吴明亮,施 帅,童 敏
(江苏农牧科技职业学院,泰州225300)
摘要:为研究洛神花粉末在苏姜猪肉发酵香肠中的应用,探讨添加不同量(0.0%、0.5%、1.0%、1.5%、2.0%)的洛神花粉末对其理化品质与加工特性(色差、质构、硫代巴比妥酸值、水分含量、蒸煮损失率、pH值)及感官品质的影响。结果表明,添加洛神花粉末可以起到一定的护色抗氧化作用,随着洛神花粉末添加量的增加,苏姜猪肉发酵香肠的蒸煮损失率和pH值下降幅度逐渐减小,色泽、总体可接受性得分、硬度、弹性、粘聚性、咀嚼性均呈先增大后减小的趋势;洛神花粉末处理组的硫代巴比妥酸值均低于对照组,香肠的水分含量均高于对照组,综合成本及效果考虑,选择洛神花粉末最佳添加量为1.5%。因此,适量添加洛神花粉末能够改善苏姜猪肉发酵香肠的食用品质。

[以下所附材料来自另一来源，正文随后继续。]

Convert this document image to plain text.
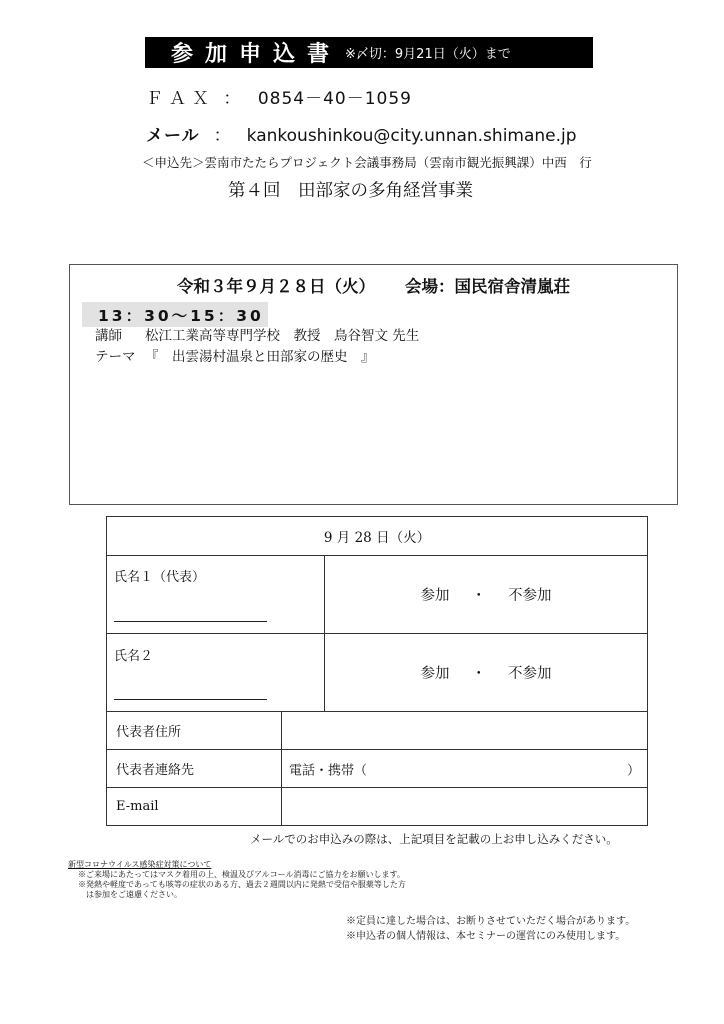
参加申込書 ※〆切：9月21日（火）まで
ＦＡＸ ： 0854－40－1059
メール ： kankoushinkou@city.unnan.shimane.jp
＜申込先＞雲南市たたらプロジェクト会議事務局（雲南市観光振興課）中西　行
第４回　田部家の多角経営事業
令和３年９月２８日（火） 会場：国民宿舎清嵐荘
13：30～15：30
講師 松江工業高等専門学校　教授　鳥谷智文 先生
テーマ 『　出雲湯村温泉と田部家の歴史　』
9 月 28 日（火）		

氏名１（代表）		参加 ・ 不参加

氏名２		参加 ・ 不参加
代表者住所		
代表者連絡先	電話・携帯（ ）	

E-mail		
メールでのお申込みの際は、上記項目を記載の上お申し込みください。
新型コロナウイルス感染症対策について
※ご来場にあたってはマスク着用の上、検温及びアルコール消毒にご協力をお願いします。
※発熱や軽度であっても咳等の症状のある方、過去２週間以内に発熱で受信や服薬等した方
は参加をご遠慮ください。
※定員に達した場合は、お断りさせていただく場合があります。
※申込者の個人情報は、本セミナーの運営にのみ使用します。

关键词:洛神花粉末;储藏特性;理化特性;品质;苏姜猪肉发酵香肠
中图分类号:TS251.51 文献标识码:A 文章编号:1674-506X(2024)05-0083-0007
Effect of Adding Roselle Powder on the Quality of Sujiang Pork Fermented Sausage
WU Mingliang,SHI Shuai,TONG Min
(Jiangsu Agri-Animal Husbandry Vocational College,Taizhou 225300,China)
Abstract:In order to explore the influence of application of roselle flower powder in Sujiang pork fermented sausages, the effect of different amounts of roselle powder (0.0% , 0.5% , 1.0% , 1.5% , 2.0%) on its physicochemical properties and processing characteristics (color difference,texture, TBA value,water content,cooking loss,pH value) and sensorial qualities were investigated. The results showed that adding roselle flower powder can have a certain color protection and antioxidant effect, with the increase of the addition of roselle powder, the decline of cooking loss rate and pH value of fermented Sujiang pork sausage gradually reduced,while the color, overall acceptability score, hardness, elasticity, stickiness, and chewiness first increased and then decreased, the TBA (thiobarbituric acid) value of the roselle flower powder treatment group was significantly lower than that of the control group,the moisture content of sausages was significantly higher than that of the control group,considering the comprehensive cost and effect,and the best effect was obtained with 1.5% addition. Therefore, appropriate amount of adding roselle powder can improve the edible quality of the Sujiang pork fermented sausage.
Keywords:roselle powder;storage characteristics;physicochemical characteristics;quality;Sujiang pork fermented sausages
doi:10.3969/j.issn.1674-506X.2024.05-013
收稿日期:2024-01-18
基金项目:2023年省级职业院校学生创新创业培育计划项目(G-2023-0714);江苏农牧科技职业学院第四批“课程思政”专项(24KCSZ10)
作者简介:吴明亮(1983-),男,本科,实验师。研究方向:食品加工与质量控制。
引用格式:吴明亮,施帅,童敏.添加洛神花粉末对苏姜猪肉发酵香肠品质的影响[J].食品与发酵科技,2024,60(5):83-88,120.